Recent advances in the application of Raman spectroscopy in heterogeneous catalysis

Raman spectroscopy has been widely applied in heterogeneous catalysis research in recent years due to its non-destructive nature, high spatial resolution, and compatibility with gas-solid and solid-liquid interfaces under both in situ and operando conditions. This review, based on the author’s research experience, systematically summarizes the recent advances in the application of Raman spectroscopy in the field of heterogeneous catalysis, especially thermal catalysis. Particular attention is given to its strengths in structural identification, defect analysis, surface adsorption, intermediate tracking, and dynamic process monitoring. The article begins with a brief overview of the fundamental principles of Raman scattering and the design of reaction cells, followed by detailed discussions on its applications in representative catalytic systems, including vanadium oxides, ceria, copper-exchanged zeolites, perovskite oxides, and carbon materials.
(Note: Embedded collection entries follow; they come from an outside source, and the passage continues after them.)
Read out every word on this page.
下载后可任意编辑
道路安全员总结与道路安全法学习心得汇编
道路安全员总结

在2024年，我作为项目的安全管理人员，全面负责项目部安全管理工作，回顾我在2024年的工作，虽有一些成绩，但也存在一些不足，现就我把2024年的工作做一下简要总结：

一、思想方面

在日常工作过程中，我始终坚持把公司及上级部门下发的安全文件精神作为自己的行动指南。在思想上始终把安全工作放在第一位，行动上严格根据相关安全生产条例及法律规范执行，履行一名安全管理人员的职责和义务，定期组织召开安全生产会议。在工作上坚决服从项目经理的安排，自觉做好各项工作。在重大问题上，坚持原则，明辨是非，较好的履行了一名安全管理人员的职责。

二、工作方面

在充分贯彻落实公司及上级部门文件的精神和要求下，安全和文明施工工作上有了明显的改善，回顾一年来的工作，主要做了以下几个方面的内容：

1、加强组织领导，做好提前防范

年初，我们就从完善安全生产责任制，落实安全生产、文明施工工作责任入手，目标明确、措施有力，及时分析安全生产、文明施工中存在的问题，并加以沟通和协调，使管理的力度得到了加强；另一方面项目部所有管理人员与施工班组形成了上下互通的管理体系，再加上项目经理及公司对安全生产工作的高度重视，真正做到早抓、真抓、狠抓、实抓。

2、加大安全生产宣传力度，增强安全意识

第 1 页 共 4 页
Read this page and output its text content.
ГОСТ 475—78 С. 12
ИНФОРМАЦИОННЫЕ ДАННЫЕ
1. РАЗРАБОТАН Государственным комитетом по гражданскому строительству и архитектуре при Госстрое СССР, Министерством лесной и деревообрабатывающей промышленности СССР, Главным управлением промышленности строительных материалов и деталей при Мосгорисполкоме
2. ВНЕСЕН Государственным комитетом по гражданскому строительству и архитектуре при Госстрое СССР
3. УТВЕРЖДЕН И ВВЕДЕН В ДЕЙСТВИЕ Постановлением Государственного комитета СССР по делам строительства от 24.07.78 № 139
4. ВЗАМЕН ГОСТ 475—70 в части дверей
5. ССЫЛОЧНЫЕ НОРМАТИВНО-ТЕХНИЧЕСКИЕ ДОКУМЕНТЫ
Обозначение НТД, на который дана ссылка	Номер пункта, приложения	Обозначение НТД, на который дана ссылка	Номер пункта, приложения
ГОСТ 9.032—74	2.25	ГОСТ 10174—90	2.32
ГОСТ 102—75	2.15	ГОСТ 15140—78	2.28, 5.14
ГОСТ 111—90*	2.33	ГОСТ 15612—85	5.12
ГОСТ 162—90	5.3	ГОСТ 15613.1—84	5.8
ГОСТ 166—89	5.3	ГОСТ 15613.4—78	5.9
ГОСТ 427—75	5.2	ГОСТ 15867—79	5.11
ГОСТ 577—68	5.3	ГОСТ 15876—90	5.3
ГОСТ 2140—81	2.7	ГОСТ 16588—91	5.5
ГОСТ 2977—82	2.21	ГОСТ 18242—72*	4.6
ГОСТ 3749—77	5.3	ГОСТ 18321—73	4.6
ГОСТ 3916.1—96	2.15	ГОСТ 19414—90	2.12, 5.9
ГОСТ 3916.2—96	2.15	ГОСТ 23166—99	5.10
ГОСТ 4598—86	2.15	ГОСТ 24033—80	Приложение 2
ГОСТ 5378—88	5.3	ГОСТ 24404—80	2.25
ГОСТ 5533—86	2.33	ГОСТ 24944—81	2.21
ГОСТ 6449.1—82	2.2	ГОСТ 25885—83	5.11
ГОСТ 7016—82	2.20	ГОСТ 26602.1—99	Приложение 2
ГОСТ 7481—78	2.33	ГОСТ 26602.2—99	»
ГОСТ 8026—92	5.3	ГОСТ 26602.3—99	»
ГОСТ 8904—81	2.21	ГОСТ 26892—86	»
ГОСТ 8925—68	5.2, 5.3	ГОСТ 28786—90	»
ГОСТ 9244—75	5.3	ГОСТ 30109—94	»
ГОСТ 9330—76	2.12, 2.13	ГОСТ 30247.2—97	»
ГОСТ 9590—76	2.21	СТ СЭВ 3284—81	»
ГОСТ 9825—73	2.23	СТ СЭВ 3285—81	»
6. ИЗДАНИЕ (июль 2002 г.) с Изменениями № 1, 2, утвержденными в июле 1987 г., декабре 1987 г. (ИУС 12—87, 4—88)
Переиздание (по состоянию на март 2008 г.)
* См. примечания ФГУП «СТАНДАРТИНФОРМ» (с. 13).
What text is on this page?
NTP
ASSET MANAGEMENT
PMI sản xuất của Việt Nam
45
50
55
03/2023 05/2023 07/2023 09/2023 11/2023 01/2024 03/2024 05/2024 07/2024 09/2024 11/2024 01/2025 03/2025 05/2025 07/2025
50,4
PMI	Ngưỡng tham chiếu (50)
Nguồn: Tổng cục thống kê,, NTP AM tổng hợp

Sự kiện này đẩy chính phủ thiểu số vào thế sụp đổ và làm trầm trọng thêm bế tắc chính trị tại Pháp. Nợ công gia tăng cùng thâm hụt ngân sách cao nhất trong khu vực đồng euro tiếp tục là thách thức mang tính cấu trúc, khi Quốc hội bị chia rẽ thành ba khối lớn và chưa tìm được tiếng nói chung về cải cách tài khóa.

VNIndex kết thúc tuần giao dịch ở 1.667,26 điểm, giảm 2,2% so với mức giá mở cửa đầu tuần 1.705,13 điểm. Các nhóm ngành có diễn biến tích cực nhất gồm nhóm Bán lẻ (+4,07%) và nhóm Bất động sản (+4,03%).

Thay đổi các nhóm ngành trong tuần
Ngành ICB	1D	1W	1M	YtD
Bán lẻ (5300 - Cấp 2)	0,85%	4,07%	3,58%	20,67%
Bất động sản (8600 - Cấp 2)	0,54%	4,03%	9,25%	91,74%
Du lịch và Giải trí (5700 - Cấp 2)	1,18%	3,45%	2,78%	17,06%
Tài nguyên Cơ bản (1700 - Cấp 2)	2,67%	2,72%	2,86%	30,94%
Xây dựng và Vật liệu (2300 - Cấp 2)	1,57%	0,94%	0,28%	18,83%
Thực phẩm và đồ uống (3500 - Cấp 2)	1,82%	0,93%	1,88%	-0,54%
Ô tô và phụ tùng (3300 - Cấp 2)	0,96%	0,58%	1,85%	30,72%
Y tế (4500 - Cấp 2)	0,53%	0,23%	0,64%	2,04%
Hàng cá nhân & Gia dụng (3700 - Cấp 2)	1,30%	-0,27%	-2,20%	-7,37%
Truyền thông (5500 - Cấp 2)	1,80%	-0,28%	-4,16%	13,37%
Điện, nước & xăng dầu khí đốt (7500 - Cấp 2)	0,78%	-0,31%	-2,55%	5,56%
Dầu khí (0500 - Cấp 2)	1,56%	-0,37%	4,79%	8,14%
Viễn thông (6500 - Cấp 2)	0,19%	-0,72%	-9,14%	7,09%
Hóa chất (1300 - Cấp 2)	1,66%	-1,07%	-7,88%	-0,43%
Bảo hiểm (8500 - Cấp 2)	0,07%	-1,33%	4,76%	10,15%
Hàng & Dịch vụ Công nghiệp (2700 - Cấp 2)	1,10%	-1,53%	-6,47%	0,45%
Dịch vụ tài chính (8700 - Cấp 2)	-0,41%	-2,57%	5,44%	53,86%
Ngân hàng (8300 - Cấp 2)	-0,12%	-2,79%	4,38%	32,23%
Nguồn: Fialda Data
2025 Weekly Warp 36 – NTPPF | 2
The review further highlights the progress in high spatiotemporal resolution Raman techniques, modulated excitation strategies, and their roles in distinguishing active species from spectators. Moreover, the potential of advanced approaches such as resonance Raman, computational Raman, and machine learning in interpreting Raman spectra and elucidating catalytic mechanisms is discussed. Finally, the major current challenges in the field are analyzed, and future research prospects are proposed, aiming to provide insights for promoting the application of Raman spectroscopy in heterogeneous catalysis.